Speaking to supporters at a campaign rally, Lamb said Republicans had to "give tax relief to their donors, to the 1 percent and big corporations," the AP reported in February.

GettyImages-932132018
President Donald Trump told attendees of a fundraising event for Missouri Attorney General Josh Hawley that Democrat Conor Lamb defeated Republican Rick Saccone, whom Trump campaigned for, in part because he supported the Republican tax cuts. That's false. Lamb ran against the tax cuts. Eric Thayer-Pool/Getty Images

Trump himself also tweeted about Lamb's opposition to the tax law, a signature piece of legislation for his administration, one day before the election. "Lamb will always vote for [House Minority Leader Nancy] Pelosi and Dems.... Will raise taxes, weak on Crime and Border," he wrote on Monday.

Two days later, after Lamb's narrow victory over Republican candidate Rick Saccone, Trump struck a more conciliatory tone. "He ran on a campaign that said very nice things about me. I said, 'Is he a Republican? He sounds like a Republican to me,'" Trump said of Lamb, according to The Atlantic.

House Speaker Paul Ryan, Republican of Wisconsin, also branded Lamb a "conservative," at his weekly news conference on Tuesday.

"Both of these people, both of these candidates, the Republican and the Democrat, ran as conservatives, ran as pro-gun, pro-life, anti-Nancy Pelosi conservatives, and I think that's the takeaway you see here," he said.

Lamb, a Marine veteran and former federal prosecutor, has expressed his support for gun rights.
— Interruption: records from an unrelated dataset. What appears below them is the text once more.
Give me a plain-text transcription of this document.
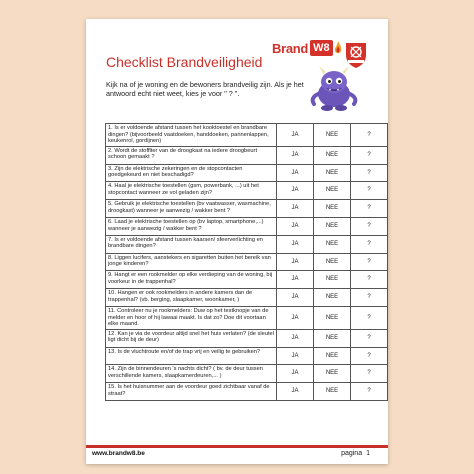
Brand W8
Checklist Brandveiligheid
Kijk na of je woning en de bewoners brandveilig zijn. Als je het antwoord echt niet weet, kies je voor " ? ".
1. Is er voldoende afstand tussen het kooktoestel en brandbare dingen? (bijvoorbeeld vaatdoeken, handdoeken, pannenlappen, keukenrol, gordijnen)	JA	NEE	?
2. Wordt de stofflter van de droogkast na iedere droogbeurt schoon gemaakt ?	JA	NEE	?
3. Zijn de elektrische zekeringen en de stopcontacten goedgekeurd en niet beschadigd?	JA	NEE	?
4. Haal je elektrische toestellen (gsm, powerbank, ...) uit het stopcontact wanneer ze vol geladen zijn?	JA	NEE	?
5. Gebruik je elektrische toestellen (bv vaatwasser, wasmachine, droogkast) wanneer je aanwezig / wakker bent ?	JA	NEE	?
6. Laad je elektrische toestellen op (bv laptop, smartphone,...) wanneer je aanwezig / wakker bent ?	JA	NEE	?
7. Is er voldoende afstand tussen kaarsen/ sfeerverlichting en brandbare dingen?	JA	NEE	?
8. Liggen lucifers, aanstekers en sigaretten buiten het bereik van jonge kinderen?	JA	NEE	?
9. Hangt er een rookmelder op elke verdieping van de woning, bij voorkeur in de trappenhal?	JA	NEE	?
10. Hangen er ook rookmelders in andere kamers dan de trappenhal? (vb. berging, slaapkamer, woonkamer, )	JA	NEE	?
11. Controleer nu je rookmelders: Duw op het testknopje van de melder en hoor of hij lawaai maakt. Is dat zo? Doe dit voortaan elke maand.	JA	NEE	?
12. Kan je via de voordeur altijd snel het huis verlaten? (de sleutel ligt dicht bij de deur)	JA	NEE	?
13. Is de vluchtroute en/of de trap vrij en veilig te gebruiken?	JA	NEE	?
14. Zijn de binnendeuren 's nachts dicht? ( bv. de deur tussen verschillende kamers, slaapkamerdeuren,... )	JA	NEE	?
15. Is het huisnummer aan de voordeur goed zichtbaar vanaf de straat?	JA	NEE	?
www.brandw8.be	pagina 1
His first television ad featured a photo of him shooting what appeared to be an AR-15-style rifle as the narrator said he "served four years in the Marines. Still loves to shoot." Lamb has also opposed an assault weapons ban, though he did endorsed "universal background checks."

In a rebuttal to Lamb's "conservative" labeling, Jon Favreau—former chief speechwriter for President Barack Obama and co-founder of Crooked Media—enumerated his left-leaning policy positions in a tweet on Wednesday.

Conor Lamb campaigned:
1. For universal health care
2. Against Trump’s tax cut
3. For expanded background checks
4. For stronger unions
5. Against cuts to Social Security
6. For a woman’s right to choose
7. For medical marijuana

“Conservative Democrat.” Ok. Cool.

— Jon Favreau (@jonfavs) March 14, 2018

Lamb edged out Saccone in the special election for Pennsylvania's 18th District, receiving 49.8 percent of votes to his challenger's 49.6 percent with 100 percent of districts reporting—a difference of just 627 votes. Trump won that district by nearly 20 percentage points in 2016.